Há quem a conheça pelas maratonas de Satie, outros precisamente por esses desvios. Alguns por tudo. “O Livro Dos Sons”, de Hans Otte, que hoje apresenta na Culturgest, pelas 21:00, tem a virtude de ser um trabalho que pode comunicar com os seus diferentes públicos. É uma peça lindíssima, de um compositor algo desconhecido entre nós. Estivemos à conversa com a Joana precisamente sobre isso. O que esperar deste “O Livro Dos Sons”?
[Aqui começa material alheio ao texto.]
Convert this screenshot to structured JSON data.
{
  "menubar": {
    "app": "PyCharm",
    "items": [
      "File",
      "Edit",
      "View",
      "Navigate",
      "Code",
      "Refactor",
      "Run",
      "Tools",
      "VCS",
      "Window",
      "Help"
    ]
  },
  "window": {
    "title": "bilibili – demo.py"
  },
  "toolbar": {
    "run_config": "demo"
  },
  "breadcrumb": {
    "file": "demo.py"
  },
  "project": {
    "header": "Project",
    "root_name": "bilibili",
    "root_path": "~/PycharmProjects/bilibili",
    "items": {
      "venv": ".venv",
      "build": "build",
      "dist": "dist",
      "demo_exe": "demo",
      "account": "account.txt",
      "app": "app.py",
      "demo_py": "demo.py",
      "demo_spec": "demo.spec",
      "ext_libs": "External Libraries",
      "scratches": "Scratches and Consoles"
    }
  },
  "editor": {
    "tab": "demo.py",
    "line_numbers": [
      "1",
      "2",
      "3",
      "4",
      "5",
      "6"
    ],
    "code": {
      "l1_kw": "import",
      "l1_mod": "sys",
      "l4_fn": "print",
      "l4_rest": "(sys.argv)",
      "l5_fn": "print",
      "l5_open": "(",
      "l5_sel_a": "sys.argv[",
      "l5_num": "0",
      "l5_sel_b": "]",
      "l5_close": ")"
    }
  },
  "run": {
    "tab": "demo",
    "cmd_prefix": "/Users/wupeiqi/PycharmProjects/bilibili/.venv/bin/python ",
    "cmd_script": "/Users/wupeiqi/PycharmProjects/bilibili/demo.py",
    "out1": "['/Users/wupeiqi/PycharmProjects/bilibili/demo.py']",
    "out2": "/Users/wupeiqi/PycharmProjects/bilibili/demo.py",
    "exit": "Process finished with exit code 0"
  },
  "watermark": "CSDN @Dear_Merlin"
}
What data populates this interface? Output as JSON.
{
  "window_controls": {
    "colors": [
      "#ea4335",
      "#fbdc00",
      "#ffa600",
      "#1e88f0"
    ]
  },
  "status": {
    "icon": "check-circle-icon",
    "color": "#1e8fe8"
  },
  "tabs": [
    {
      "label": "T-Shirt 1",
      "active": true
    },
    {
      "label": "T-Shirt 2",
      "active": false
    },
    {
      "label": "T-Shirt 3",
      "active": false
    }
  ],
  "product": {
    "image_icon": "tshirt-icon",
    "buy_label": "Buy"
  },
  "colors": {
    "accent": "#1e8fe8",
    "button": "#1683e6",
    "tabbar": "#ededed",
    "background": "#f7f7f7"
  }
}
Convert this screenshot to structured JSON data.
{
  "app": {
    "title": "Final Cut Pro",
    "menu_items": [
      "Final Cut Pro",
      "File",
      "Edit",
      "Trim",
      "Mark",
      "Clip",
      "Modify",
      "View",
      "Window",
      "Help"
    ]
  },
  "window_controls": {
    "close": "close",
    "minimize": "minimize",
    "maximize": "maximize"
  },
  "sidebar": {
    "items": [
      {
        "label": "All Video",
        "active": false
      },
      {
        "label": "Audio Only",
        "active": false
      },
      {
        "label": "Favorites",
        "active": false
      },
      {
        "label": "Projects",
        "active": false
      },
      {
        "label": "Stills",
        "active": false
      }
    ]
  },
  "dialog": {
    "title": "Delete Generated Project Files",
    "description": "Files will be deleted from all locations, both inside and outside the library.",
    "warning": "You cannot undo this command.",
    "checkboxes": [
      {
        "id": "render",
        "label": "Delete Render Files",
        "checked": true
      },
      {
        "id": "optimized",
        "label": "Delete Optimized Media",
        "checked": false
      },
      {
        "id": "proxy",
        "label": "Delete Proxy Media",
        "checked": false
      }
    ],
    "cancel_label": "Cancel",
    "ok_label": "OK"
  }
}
Desconhecia o trabalho do Hans Otte. Vamos começar por aí, como é que a sua música e este “O Livro Dos Sons” entrou na tua vida?
É engraçado começarmos por aí, por estares ligado ao discos, porque é curioso nunca te ter aparecido nenhum disco do Hans Otte. Mas não és caso único e também é por isso que estou a tocar a música dele. Em Maio de 2010 recebi um email de um amigo que tinha o título “Hans Otte” e dizia, no corpo do e-mail, “Para o caso de não conheceres”. E tinha em anexo o primeiro andamento deste “O Livro dos Sons”. Isso foi no dia 10 de Maio, ouvi aquele andamento e fiquei fascinada com a peça. É uma peça que oscila entre momentos muito parados, apenas com dois acordes alternados muito lentamente e uma parte de arpejados mais rápidos. No fundo, são esses dois polos: mais parado e mais movimentado. E fiquei fascinada com aquilo quando ouvi. Fiquei logo interessada no compositor, comecei a investigar quem era a pessoa e o que tinha feito mais. Encomendei logo partituras, discos e percebi, há uns dias, quando estava a rever esta história, que passado 20 dias, no dia 31 de Maio, eu já estava a escrever um email ao assistente deste compositor a pedir mais informações. O Hans Otte morreu em 2007 e até 2007 teve um assistente, o Ingo Ahmels, que publicou um livro importantíssimo, “Klang der Klänge = Sound of Sounds”. Foi a partir desse livro, que é bilingue, que foi essencial para eu perceber, porque não percebo alemão, que começou toda a minha investigação à volta do Hans Otte.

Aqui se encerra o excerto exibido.